Namun, di tengah perjalanan berlakunya kebijakan itu, pemerintah memberikan keringanan. Masyarakat diperbolehkan mudik jika dalam kondisi darurat. Syaratnya, mereka harus mengantongi izin dari tiga instansi, yaitu dinas perhubungan, kepolisian resor (polres), dan Gugus Tugas Percepatan Penanganan Covid-19.
”Kalau mereka betul tak bisa dibatasi, itu akan meningkatkan jumlah kasus yang tadinya sudah bisa berhasil kita tekan, bisa menjadi, kita perkirakan sampai 200.000 yang dirawat,” kata Pandu.
Azwar Anas pun khawatir dengan masih adanya masyarakat yang mudik. Untuk itu, menurut dia, tak ada pilihan lagi bagi daerah-daerah untuk bersikap lebih tegas terhadap warga yang nekat mudik.
Apkasi, ia melanjutkan, telah mengimbau semua bupati untuk menjaga desa masing-masing, bukan lagi di perbatasan kabupaten. Peran itu tak hanya bergantung kepada bupati atau perangkat pemerintah daerah, tetapi juga butuh peran serta dari kepala desa dan aparat keamanan yang bertugas di setiap desa.
”Orang yang datang terpaksa pulang dari luar daerah diwajibkan untuk melakukan isolasi mandiri di rumah. Atau kalau tidak, mereka harus melakukan isolasi mandiri di tempat yang telah disiapkan desa,” tutur Azwar Anas.
Distribusi bantuan
Hal lain yang perlu jadi perhatian pemerintah adalah penyaluran bantuan sosial (bansos) bagi masyarakat yang terdampak pandemi. Menurut Trubus Rahadiansyah, dengan dibatasinya aktivitas masyarakat dan terganggunya dunia usaha oleh pandemi, pemerintah harus lebih agresif dalam mendistribusikan bansos. Bansos pun harus tepat sasaran.
Ironisnya, Trubus melihat, di tengah pandemi Covid-19, muncul fenomena politisasi bansos untuk kepentingan pemenangan dalam Pemilihan Kepala Daerah (Pilkada) 2020. Hal itu seperti yang dilakukan Bupati Klaten Sri Mulyani.
Sebelumnya, bupati tersebut mendapat sorotan di ruang maya karena pembagian cairan antiseptik yang diberi stiker bergambar wajahnya. Pasalnya, setelah stiker dicopot, tertulis bantuan Kementerian Sosial. Klaten termasuk yang akan menggelar Pilkada 2020.
Selain di Klaten, Badan Pengawas Pemilu Lampung menemukan barang kebutuhan pokok yang di kemasannya bergambar calon pasangan bupati dan wakil bupati, sedikitnya di empat kabupaten dan satu kota di Lampung.
”Kategorinya, kan, dagang pengaruh. Cara itu untuk panggung politik, seperti pencitraan, elektoral. Ini yang perlu dicermati,” ucap Trubus.
Azwar Anas tak menampik hal tersebut. ”Mungkin ada, tetapi kecil. Bahwa mungkin ada satu-dua,” katanya.
Baginya, yang lebih perlu mendapat perhatian saat ini adalah pemerintah pusat mempercepat pencairan bantuan langsung tunai (BLT) yang bersumber dari dana desa. Sebab, bantuan itu sudah ditunggu-tunggu masyarakat. ”BLT Dana Desa ini yang normal saja pencairan kadang terlambat, apalagi ada perubahan yang harus dilalui dengan musyawarah desa,” katanya.
Abetnego Tarigan menyadari, dengan kondisi yang ada saat ini, pemerintah harus bergerak cepat dan dinamis. Namun, di sisi lain, akuntabilitas tetap harus dijaga.

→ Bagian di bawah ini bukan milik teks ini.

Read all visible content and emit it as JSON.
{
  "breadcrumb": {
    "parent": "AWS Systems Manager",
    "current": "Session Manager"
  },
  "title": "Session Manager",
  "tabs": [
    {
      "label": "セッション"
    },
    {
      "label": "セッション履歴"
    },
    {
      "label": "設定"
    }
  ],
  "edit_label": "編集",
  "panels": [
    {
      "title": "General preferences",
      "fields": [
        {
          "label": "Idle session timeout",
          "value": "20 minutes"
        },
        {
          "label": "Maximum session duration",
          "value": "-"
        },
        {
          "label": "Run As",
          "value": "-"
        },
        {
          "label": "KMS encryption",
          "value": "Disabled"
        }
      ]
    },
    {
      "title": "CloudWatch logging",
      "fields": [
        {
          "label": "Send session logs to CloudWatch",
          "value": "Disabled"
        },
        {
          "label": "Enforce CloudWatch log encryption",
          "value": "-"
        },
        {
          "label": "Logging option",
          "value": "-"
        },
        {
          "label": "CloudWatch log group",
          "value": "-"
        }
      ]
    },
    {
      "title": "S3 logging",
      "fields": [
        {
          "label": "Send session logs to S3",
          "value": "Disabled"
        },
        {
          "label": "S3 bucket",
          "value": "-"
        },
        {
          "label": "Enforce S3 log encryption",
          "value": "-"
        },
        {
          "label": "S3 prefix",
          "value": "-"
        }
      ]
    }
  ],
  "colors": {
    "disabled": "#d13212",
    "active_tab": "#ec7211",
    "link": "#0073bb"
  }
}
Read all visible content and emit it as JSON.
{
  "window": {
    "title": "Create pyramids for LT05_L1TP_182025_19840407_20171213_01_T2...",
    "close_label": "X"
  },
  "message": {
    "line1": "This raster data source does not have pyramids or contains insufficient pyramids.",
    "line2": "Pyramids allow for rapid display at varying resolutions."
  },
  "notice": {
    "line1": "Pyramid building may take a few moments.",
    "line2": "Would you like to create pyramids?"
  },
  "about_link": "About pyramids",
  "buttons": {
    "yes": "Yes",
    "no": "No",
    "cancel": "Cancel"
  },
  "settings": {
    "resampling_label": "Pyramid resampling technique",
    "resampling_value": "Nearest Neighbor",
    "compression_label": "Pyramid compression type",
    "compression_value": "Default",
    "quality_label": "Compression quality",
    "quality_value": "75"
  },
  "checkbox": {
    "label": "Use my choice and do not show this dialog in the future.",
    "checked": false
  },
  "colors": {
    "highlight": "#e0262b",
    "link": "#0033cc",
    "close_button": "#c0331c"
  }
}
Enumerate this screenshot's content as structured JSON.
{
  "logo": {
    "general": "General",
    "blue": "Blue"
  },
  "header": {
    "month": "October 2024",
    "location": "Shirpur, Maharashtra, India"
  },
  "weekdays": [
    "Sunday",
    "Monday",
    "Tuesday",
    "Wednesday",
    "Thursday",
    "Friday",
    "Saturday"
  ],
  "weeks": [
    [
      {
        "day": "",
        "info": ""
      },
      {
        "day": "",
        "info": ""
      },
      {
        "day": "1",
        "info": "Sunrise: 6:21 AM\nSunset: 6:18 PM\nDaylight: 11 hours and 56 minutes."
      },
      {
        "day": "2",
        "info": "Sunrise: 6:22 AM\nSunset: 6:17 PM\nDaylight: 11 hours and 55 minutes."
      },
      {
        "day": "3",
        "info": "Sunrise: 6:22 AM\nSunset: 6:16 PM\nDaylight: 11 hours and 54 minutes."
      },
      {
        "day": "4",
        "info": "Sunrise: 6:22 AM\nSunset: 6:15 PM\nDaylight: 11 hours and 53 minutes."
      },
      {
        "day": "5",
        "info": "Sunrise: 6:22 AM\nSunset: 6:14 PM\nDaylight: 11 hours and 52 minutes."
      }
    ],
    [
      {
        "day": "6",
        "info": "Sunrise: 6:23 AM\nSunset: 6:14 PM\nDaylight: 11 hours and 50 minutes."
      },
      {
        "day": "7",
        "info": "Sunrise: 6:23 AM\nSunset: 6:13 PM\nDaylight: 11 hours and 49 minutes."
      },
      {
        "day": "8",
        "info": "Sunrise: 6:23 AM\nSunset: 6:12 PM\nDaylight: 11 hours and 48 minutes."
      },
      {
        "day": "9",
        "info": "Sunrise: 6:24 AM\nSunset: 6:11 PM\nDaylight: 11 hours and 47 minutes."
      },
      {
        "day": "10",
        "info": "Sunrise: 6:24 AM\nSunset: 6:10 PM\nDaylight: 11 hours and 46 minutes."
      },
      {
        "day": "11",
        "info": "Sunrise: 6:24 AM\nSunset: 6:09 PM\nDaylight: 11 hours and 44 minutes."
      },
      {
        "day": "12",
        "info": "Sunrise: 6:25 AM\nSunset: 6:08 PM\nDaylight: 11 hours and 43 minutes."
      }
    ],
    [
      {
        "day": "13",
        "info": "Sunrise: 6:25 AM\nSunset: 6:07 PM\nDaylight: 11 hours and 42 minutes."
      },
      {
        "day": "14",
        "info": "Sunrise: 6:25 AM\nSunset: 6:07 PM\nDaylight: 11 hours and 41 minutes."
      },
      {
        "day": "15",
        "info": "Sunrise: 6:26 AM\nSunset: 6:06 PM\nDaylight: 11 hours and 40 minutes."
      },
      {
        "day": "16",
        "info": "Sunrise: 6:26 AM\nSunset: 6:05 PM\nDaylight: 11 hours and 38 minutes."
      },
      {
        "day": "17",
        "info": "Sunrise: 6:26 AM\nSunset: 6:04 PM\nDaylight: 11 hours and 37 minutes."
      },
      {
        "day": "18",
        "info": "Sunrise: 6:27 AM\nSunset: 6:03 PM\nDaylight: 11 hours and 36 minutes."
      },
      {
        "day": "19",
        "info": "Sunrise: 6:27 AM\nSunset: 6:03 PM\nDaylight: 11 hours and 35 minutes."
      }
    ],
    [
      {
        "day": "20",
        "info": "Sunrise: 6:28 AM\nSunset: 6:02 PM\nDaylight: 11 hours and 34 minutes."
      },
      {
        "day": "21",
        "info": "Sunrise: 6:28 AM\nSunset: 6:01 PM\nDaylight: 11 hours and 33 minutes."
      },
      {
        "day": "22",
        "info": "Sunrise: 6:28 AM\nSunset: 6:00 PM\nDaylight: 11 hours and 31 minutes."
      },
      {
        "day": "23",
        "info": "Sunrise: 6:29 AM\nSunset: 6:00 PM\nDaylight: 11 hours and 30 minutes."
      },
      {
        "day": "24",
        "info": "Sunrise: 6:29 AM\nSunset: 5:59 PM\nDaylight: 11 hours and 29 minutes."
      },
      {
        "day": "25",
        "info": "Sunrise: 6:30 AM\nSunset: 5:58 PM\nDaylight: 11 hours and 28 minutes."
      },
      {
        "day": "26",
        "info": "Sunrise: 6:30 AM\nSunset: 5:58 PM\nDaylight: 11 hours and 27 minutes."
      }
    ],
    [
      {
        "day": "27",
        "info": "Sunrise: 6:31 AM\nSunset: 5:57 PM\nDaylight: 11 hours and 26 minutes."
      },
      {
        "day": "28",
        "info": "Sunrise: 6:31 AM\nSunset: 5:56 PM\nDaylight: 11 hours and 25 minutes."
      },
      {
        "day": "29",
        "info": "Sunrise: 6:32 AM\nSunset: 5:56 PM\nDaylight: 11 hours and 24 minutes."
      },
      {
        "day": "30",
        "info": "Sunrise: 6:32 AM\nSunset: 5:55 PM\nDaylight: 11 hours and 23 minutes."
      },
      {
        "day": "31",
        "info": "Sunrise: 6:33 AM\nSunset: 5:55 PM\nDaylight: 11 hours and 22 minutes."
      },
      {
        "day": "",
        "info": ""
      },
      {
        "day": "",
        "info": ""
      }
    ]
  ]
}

Salah satu fokus pemerintah saat ini, menurut dia, menyelesaikan pekerjaan rumah dalam penanganan kesehatan Covid-19. Ini penting sebagai kunci agar dapat melaju ke skema pemulihan ekonomi.
Terkait distribusi bansos, Hartono Laras menjamin Kemensos akan mempercepat distribusi bansos, mulai dari program perlindungan sosial hingga program bahan pangan atau bantuan pangan nontunai.

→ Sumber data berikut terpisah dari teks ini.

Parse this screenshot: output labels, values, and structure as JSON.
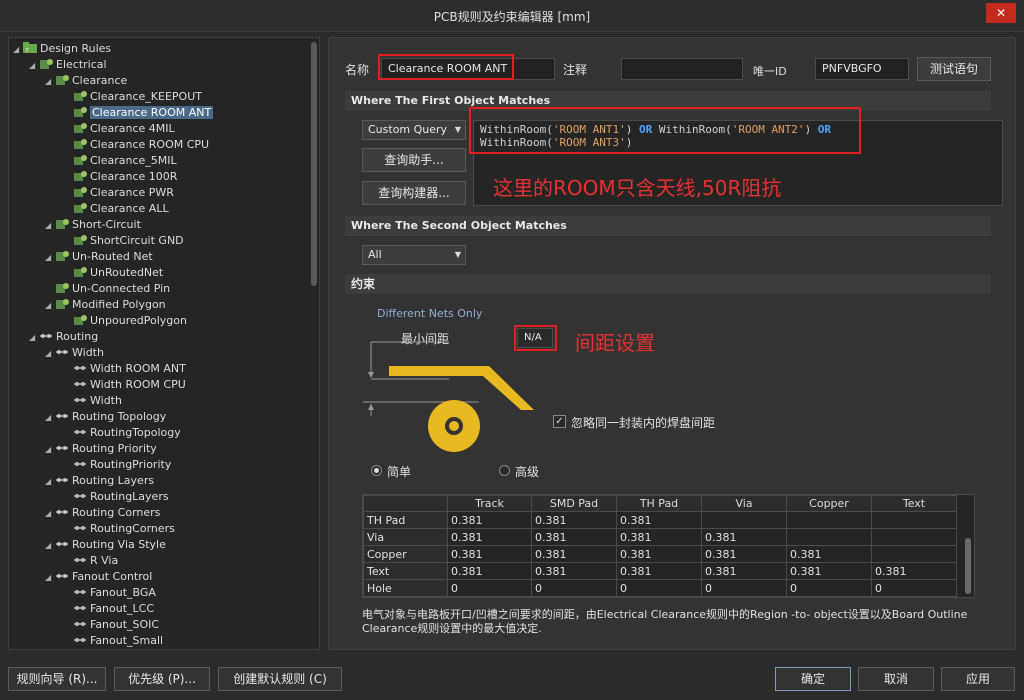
{
  "window": {
    "title": "PCB规则及约束编辑器 [mm]",
    "close_glyph": "✕"
  },
  "tree": {
    "items": [
      {
        "label": "Design Rules",
        "level": 0,
        "arrow": "◢",
        "icon": "folder-rules-icon"
      },
      {
        "label": "Electrical",
        "level": 1,
        "arrow": "◢",
        "icon": "category-icon"
      },
      {
        "label": "Clearance",
        "level": 2,
        "arrow": "◢",
        "icon": "category-icon"
      },
      {
        "label": "Clearance_KEEPOUT",
        "level": 3,
        "arrow": "",
        "icon": "rule-icon"
      },
      {
        "label": "Clearance ROOM ANT",
        "level": 3,
        "arrow": "",
        "icon": "rule-icon",
        "selected": true
      },
      {
        "label": "Clearance 4MIL",
        "level": 3,
        "arrow": "",
        "icon": "rule-icon"
      },
      {
        "label": "Clearance ROOM CPU",
        "level": 3,
        "arrow": "",
        "icon": "rule-icon"
      },
      {
        "label": "Clearance_5MIL",
        "level": 3,
        "arrow": "",
        "icon": "rule-icon"
      },
      {
        "label": "Clearance 100R",
        "level": 3,
        "arrow": "",
        "icon": "rule-icon"
      },
      {
        "label": "Clearance PWR",
        "level": 3,
        "arrow": "",
        "icon": "rule-icon"
      },
      {
        "label": "Clearance ALL",
        "level": 3,
        "arrow": "",
        "icon": "rule-icon"
      },
      {
        "label": "Short-Circuit",
        "level": 2,
        "arrow": "◢",
        "icon": "category-icon"
      },
      {
        "label": "ShortCircuit GND",
        "level": 3,
        "arrow": "",
        "icon": "rule-icon"
      },
      {
        "label": "Un-Routed Net",
        "level": 2,
        "arrow": "◢",
        "icon": "category-icon"
      },
      {
        "label": "UnRoutedNet",
        "level": 3,
        "arrow": "",
        "icon": "rule-icon"
      },
      {
        "label": "Un-Connected Pin",
        "level": 2,
        "arrow": "",
        "icon": "category-icon"
      },
      {
        "label": "Modified Polygon",
        "level": 2,
        "arrow": "◢",
        "icon": "category-icon"
      },
      {
        "label": "UnpouredPolygon",
        "level": 3,
        "arrow": "",
        "icon": "rule-icon"
      },
      {
        "label": "Routing",
        "level": 1,
        "arrow": "◢",
        "icon": "routing-icon"
      },
      {
        "label": "Width",
        "level": 2,
        "arrow": "◢",
        "icon": "routing-icon"
      },
      {
        "label": "Width ROOM ANT",
        "level": 3,
        "arrow": "",
        "icon": "routing-icon"
      },
      {
        "label": "Width ROOM CPU",
        "level": 3,
        "arrow": "",
        "icon": "routing-icon"
      },
      {
        "label": "Width",
        "level": 3,
        "arrow": "",
        "icon": "routing-icon"
      },
      {
        "label": "Routing Topology",
        "level": 2,
        "arrow": "◢",
        "icon": "routing-icon"
      },
      {
        "label": "RoutingTopology",
        "level": 3,
        "arrow": "",
        "icon": "routing-icon"
      },
      {
        "label": "Routing Priority",
        "level": 2,
        "arrow": "◢",
        "icon": "routing-icon"
      },
      {
        "label": "RoutingPriority",
        "level": 3,
        "arrow": "",
        "icon": "routing-icon"
      },
      {
        "label": "Routing Layers",
        "level": 2,
        "arrow": "◢",
        "icon": "routing-icon"
      },
      {
        "label": "RoutingLayers",
        "level": 3,
        "arrow": "",
        "icon": "routing-icon"
      },
      {
        "label": "Routing Corners",
        "level": 2,
        "arrow": "◢",
        "icon": "routing-icon"
      },
      {
        "label": "RoutingCorners",
        "level": 3,
        "arrow": "",
        "icon": "routing-icon"
      },
      {
        "label": "Routing Via Style",
        "level": 2,
        "arrow": "◢",
        "icon": "routing-icon"
      },
      {
        "label": "R Via",
        "level": 3,
        "arrow": "",
        "icon": "routing-icon"
      },
      {
        "label": "Fanout Control",
        "level": 2,
        "arrow": "◢",
        "icon": "routing-icon"
      },
      {
        "label": "Fanout_BGA",
        "level": 3,
        "arrow": "",
        "icon": "routing-icon"
      },
      {
        "label": "Fanout_LCC",
        "level": 3,
        "arrow": "",
        "icon": "routing-icon"
      },
      {
        "label": "Fanout_SOIC",
        "level": 3,
        "arrow": "",
        "icon": "routing-icon"
      },
      {
        "label": "Fanout_Small",
        "level": 3,
        "arrow": "",
        "icon": "routing-icon"
      }
    ]
  },
  "rule": {
    "name_label": "名称",
    "name_value": "Clearance ROOM ANT",
    "comment_label": "注释",
    "comment_value": "",
    "uid_label": "唯一ID",
    "uid_value": "PNFVBGFO",
    "test_button": "测试语句"
  },
  "first_match": {
    "header": "Where The First Object Matches",
    "dropdown": "Custom Query",
    "query_helper_button": "查询助手...",
    "query_builder_button": "查询构建器...",
    "query_line1": [
      {
        "t": "WithinRoom(",
        "c": "fn"
      },
      {
        "t": "'ROOM ANT1'",
        "c": "str"
      },
      {
        "t": ") ",
        "c": "fn"
      },
      {
        "t": "OR",
        "c": "kw"
      },
      {
        "t": " WithinRoom(",
        "c": "fn"
      },
      {
        "t": "'ROOM ANT2'",
        "c": "str"
      },
      {
        "t": ") ",
        "c": "fn"
      },
      {
        "t": "OR",
        "c": "kw"
      }
    ],
    "query_line2": [
      {
        "t": "WithinRoom(",
        "c": "fn"
      },
      {
        "t": "'ROOM ANT3'",
        "c": "str"
      },
      {
        "t": ")",
        "c": "fn"
      }
    ],
    "annotation": "这里的ROOM只含天线,50R阻抗"
  },
  "second_match": {
    "header": "Where The Second Object Matches",
    "dropdown": "All"
  },
  "constraints": {
    "header": "约束",
    "net_scope": "Different Nets Only",
    "min_clearance_label": "最小间距",
    "min_clearance_value": "N/A",
    "annotation": "间距设置",
    "ignore_pad_label": "忽略同一封装内的焊盘间距",
    "ignore_pad_checked": true,
    "radio_simple": "简单",
    "radio_advanced": "高级",
    "selected_mode": "simple"
  },
  "matrix": {
    "columns": [
      "",
      "Track",
      "SMD Pad",
      "TH Pad",
      "Via",
      "Copper",
      "Text"
    ],
    "rows": [
      [
        "TH Pad",
        "0.381",
        "0.381",
        "0.381",
        "",
        "",
        ""
      ],
      [
        "Via",
        "0.381",
        "0.381",
        "0.381",
        "0.381",
        "",
        ""
      ],
      [
        "Copper",
        "0.381",
        "0.381",
        "0.381",
        "0.381",
        "0.381",
        ""
      ],
      [
        "Text",
        "0.381",
        "0.381",
        "0.381",
        "0.381",
        "0.381",
        "0.381"
      ],
      [
        "Hole",
        "0",
        "0",
        "0",
        "0",
        "0",
        "0"
      ]
    ]
  },
  "note": "电气对象与电路板开口/凹槽之间要求的间距，由Electrical Clearance规则中的Region -to- object设置以及Board Outline Clearance规则设置中的最大值决定.",
  "footer": {
    "rule_wizard": "规则向导 (R)...",
    "priority": "优先级 (P)...",
    "create_default": "创建默认规则 (C)",
    "ok": "确定",
    "cancel": "取消",
    "apply": "应用"
  },
  "colors": {
    "annotation_red": "#e02020",
    "copper_gold": "#e8b820",
    "query_keyword": "#4fa3ff",
    "query_string": "#e0a060",
    "selection": "#4a6a8a"
  }
}
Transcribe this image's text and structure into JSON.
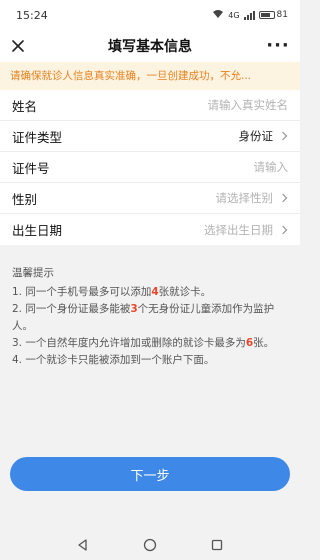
{
  "status": {
    "time": "15:24",
    "signal_label": "4G",
    "battery": "81"
  },
  "nav": {
    "title": "填写基本信息",
    "more": "···"
  },
  "notice": "请确保就诊人信息真实准确，一旦创建成功，不允...",
  "form": {
    "rows": [
      {
        "label": "姓名",
        "value": "请输入真实姓名",
        "placeholder": true,
        "chevron": false
      },
      {
        "label": "证件类型",
        "value": "身份证",
        "placeholder": false,
        "chevron": true
      },
      {
        "label": "证件号",
        "value": "请输入",
        "placeholder": true,
        "chevron": false
      },
      {
        "label": "性别",
        "value": "请选择性别",
        "placeholder": true,
        "chevron": true
      },
      {
        "label": "出生日期",
        "value": "选择出生日期",
        "placeholder": true,
        "chevron": true
      }
    ]
  },
  "tips": {
    "title": "温馨提示",
    "items": [
      {
        "pre": "1. 同一个手机号最多可以添加",
        "hl": "4",
        "post": "张就诊卡。"
      },
      {
        "pre": "2. 同一个身份证最多能被",
        "hl": "3",
        "post": "个无身份证儿童添加作为监护人。"
      },
      {
        "pre": "3. 一个自然年度内允许增加或删除的就诊卡最多为",
        "hl": "6",
        "post": "张。"
      },
      {
        "pre": "4. 一个就诊卡只能被添加到一个账户下面。",
        "hl": "",
        "post": ""
      }
    ]
  },
  "next_button": "下一步"
}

”Sudah sampai ke sasaran semua, terutama keluarga-keluarga peserta yang lama. Peserta yang baru mungkin satu-dua hari ini akan selesai,” ucapnya.

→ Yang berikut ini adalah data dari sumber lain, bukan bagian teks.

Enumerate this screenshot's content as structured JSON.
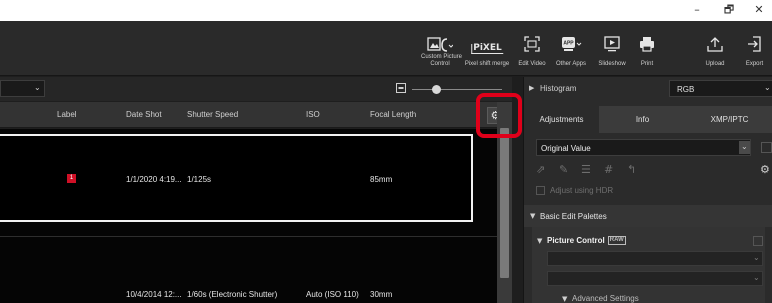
{
  "window": {
    "minimize": "–",
    "maximize": "🗗",
    "close": "✕"
  },
  "toolbar": {
    "tools": [
      {
        "name": "custom-picture-control",
        "label": "Custom Picture Control",
        "icon": "custom-picture-control-icon"
      },
      {
        "name": "pixel-shift-merge",
        "label": "Pixel shift merge",
        "icon": "pixel-shift-icon"
      },
      {
        "name": "edit-video",
        "label": "Edit Video",
        "icon": "edit-video-icon"
      },
      {
        "name": "other-apps",
        "label": "Other Apps",
        "icon": "other-apps-icon"
      },
      {
        "name": "slideshow",
        "label": "Slideshow",
        "icon": "slideshow-icon"
      },
      {
        "name": "print",
        "label": "Print",
        "icon": "print-icon"
      },
      {
        "name": "upload",
        "label": "Upload",
        "icon": "upload-icon"
      },
      {
        "name": "export",
        "label": "Export",
        "icon": "export-icon"
      }
    ],
    "cpc_line1": "Custom Picture",
    "cpc_line2": "Control",
    "pixel_text": "PiXEL",
    "app_badge": "APP"
  },
  "table": {
    "columns": {
      "label": "Label",
      "date_shot": "Date Shot",
      "shutter_speed": "Shutter Speed",
      "iso": "ISO",
      "focal_length": "Focal Length"
    },
    "rows": [
      {
        "label": "1",
        "date_shot": "1/1/2020 4:19...",
        "shutter_speed": "1/125s",
        "iso": "",
        "focal_length": "85mm",
        "selected": true
      },
      {
        "label": "",
        "date_shot": "10/4/2014 12:...",
        "shutter_speed": "1/60s (Electronic Shutter)",
        "iso": "Auto (ISO 110)",
        "focal_length": "30mm",
        "selected": false
      }
    ]
  },
  "panel": {
    "histogram_label": "Histogram",
    "histogram_channel": "RGB",
    "tabs": [
      "Adjustments",
      "Info",
      "XMP/IPTC"
    ],
    "active_tab": "Adjustments",
    "preset_value": "Original Value",
    "hdr_label": "Adjust using HDR",
    "section_basic": "Basic Edit Palettes",
    "section_picture_control": "Picture Control",
    "raw_badge": "RAW",
    "section_advanced": "Advanced Settings"
  },
  "colors": {
    "accent_red": "#e0001a",
    "label_red": "#cf1026",
    "selection_border": "#f2f2f2"
  }
}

Dihadapkan pada ancaman Covid-19 yang berpotensi kian masif, keseriusan mencegah penyebaran virus dan kesiapan penanganan kesehatan harus diutamakan. Di sisi lain, dampak dari pandemi yang saat ini sudah dirasakan oleh masyarakat, seperti dampak ekonomi dan sosial, hendaknya diatasi pula dengan cepat.